Каверин покачал головой:

— Не стоит думать, что это обязательно ТА САМАЯ Атлантида. Гектор называет ее именно так: «Атлантис»: но это может быть, во-первых совпадением. Во-вторых, одинаковые названия встречались в древнем мире нередко: вспомните египетские и троянские Фивы. И, в-третьих, легенда об Атлантиде может быть обобщенной — то есть рассказывать о нескольких произошедших в разное время трагедиях, как об одной. Не потяну я сегодня второй части — устал… Да и время позднее. Даю распечатку с собой. Снова два экземпляра. И приглашаю через месяц на обсуждение.

ЧАСТЬ VIIПЕНЕЛОПА

Глава 1

Ахилл проснулся от резкого толчка и от скрежета, который раздался как будто под самым его ухом. Толчок был так силен, что голова героя мотнулась куда-то в сторону, и он ткнулся затылком обо что-то твердое.

— Что это? Что? Опять землетрясение?

Он стремительно вскочил, мгновенно стряхивая сон, но не удержался на внезапно накренившейся поверхности и упал на одно колено.

Позади послышался негромкий смешок, герой обернулся и, уже до конца очнувшись, понял, что спал на сложенном парусе, в тени кормового возвышения, на котором стоял сейчас его сын Неоптолем, вытаскивая из гнезда рулевое весло. Весла гребцов, как молодой лес, вертикально торчали над бортами, а сами гребцы и все мирмидонские воины сгрудились в передней части корабля, только что глубоко врезавшегося носом в мягкий песчаный берег и от толчка накренившегося на бок. Парус на мачте давно был свернут.

— Все на сушу! — крикнул, возвысив голос, Неоптолем. — Вытаскивайте корабль из воды — нам придется чинить его и заново смолить днище! И не забудьте сразу выставить стражу.

И тут же, улыбнувшись, юноша спрыгнул с кормового настила.

— Доброе утро, отец!

— Доброе утро, Неоптолем. Ничего не понимаю… Куда это мы причалили?

— Кто его знает! На какой-то островок. Скорее всего, он необитаем. У нас почти кончилась пресная вода, а о съестных припасах я и не говорю.

Как только юноша произнес «съестные припасы», Ахилл ощутил мучительные судороги в желудке. Он вспомнил, как их с Гектором и Одиссеем вытащили из воды, и как он, выпив чашку воды, упал на жесткую парусину и мгновенно провалился в сон. Тогда вечерело. Сейчас, судя по солнцу, утро.

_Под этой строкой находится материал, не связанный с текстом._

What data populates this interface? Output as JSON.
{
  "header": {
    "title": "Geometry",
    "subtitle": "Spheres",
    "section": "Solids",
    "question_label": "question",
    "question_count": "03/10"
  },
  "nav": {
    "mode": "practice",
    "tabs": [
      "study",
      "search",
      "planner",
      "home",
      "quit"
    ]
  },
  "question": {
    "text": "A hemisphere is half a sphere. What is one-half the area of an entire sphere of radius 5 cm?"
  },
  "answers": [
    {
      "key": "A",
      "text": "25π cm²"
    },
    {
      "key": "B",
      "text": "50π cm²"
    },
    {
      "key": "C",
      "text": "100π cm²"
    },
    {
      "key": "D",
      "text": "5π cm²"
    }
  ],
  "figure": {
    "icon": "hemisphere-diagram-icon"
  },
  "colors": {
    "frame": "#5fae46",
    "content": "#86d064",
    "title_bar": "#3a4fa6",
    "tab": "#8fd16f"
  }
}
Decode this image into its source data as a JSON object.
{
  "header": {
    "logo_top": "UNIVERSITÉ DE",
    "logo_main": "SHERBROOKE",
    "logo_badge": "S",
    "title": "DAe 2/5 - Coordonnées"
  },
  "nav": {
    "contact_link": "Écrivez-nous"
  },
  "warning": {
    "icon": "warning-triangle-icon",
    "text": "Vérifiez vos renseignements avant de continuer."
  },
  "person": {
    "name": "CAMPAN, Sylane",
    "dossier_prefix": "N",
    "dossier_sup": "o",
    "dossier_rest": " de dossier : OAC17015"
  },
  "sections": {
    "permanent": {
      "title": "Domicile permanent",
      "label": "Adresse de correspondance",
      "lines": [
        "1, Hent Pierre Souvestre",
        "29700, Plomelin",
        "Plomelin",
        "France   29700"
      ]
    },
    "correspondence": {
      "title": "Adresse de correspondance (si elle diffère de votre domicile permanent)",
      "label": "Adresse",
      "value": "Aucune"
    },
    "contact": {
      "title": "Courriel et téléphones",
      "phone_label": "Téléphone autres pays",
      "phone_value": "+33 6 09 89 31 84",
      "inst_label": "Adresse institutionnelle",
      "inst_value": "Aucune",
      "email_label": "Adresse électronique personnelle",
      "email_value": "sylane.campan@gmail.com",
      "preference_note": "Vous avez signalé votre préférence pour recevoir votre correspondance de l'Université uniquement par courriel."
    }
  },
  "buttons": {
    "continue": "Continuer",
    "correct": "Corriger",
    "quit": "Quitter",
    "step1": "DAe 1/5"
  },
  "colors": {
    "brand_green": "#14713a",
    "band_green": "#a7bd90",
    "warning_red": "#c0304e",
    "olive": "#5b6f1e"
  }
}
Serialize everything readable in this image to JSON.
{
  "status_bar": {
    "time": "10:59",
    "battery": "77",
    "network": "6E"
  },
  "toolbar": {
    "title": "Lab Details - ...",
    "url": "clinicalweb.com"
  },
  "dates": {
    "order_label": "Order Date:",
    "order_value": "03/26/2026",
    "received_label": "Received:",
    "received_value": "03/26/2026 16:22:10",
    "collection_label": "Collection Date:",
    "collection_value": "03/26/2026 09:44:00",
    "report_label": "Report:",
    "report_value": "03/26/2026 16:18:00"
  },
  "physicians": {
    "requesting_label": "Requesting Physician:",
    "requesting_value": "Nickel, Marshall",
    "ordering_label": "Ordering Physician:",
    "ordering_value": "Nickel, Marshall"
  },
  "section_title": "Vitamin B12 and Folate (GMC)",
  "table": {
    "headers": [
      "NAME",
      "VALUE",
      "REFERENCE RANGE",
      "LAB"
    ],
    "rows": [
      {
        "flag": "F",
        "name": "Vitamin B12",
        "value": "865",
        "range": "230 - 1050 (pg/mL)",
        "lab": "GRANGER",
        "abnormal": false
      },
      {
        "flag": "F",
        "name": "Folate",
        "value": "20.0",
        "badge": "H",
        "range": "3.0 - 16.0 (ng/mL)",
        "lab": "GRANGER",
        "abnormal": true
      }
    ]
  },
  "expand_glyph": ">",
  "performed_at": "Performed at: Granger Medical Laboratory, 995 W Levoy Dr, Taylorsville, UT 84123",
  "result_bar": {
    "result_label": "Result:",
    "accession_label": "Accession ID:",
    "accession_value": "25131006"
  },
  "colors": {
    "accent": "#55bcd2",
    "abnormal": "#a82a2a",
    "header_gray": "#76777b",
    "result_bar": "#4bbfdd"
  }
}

— Значит, за ночь мы доплыли до этого острова? — спросил герой сына.

Рядом с ним вновь послышался уже откровенный хохот, и он увидел Гектора, одетого в чистый светлый хитон и, судя по всему, готового вместе со всеми спуститься на незнакомый песчаный берег.

— Здравствуй, братец! — воскликнул он, продолжая смеяться.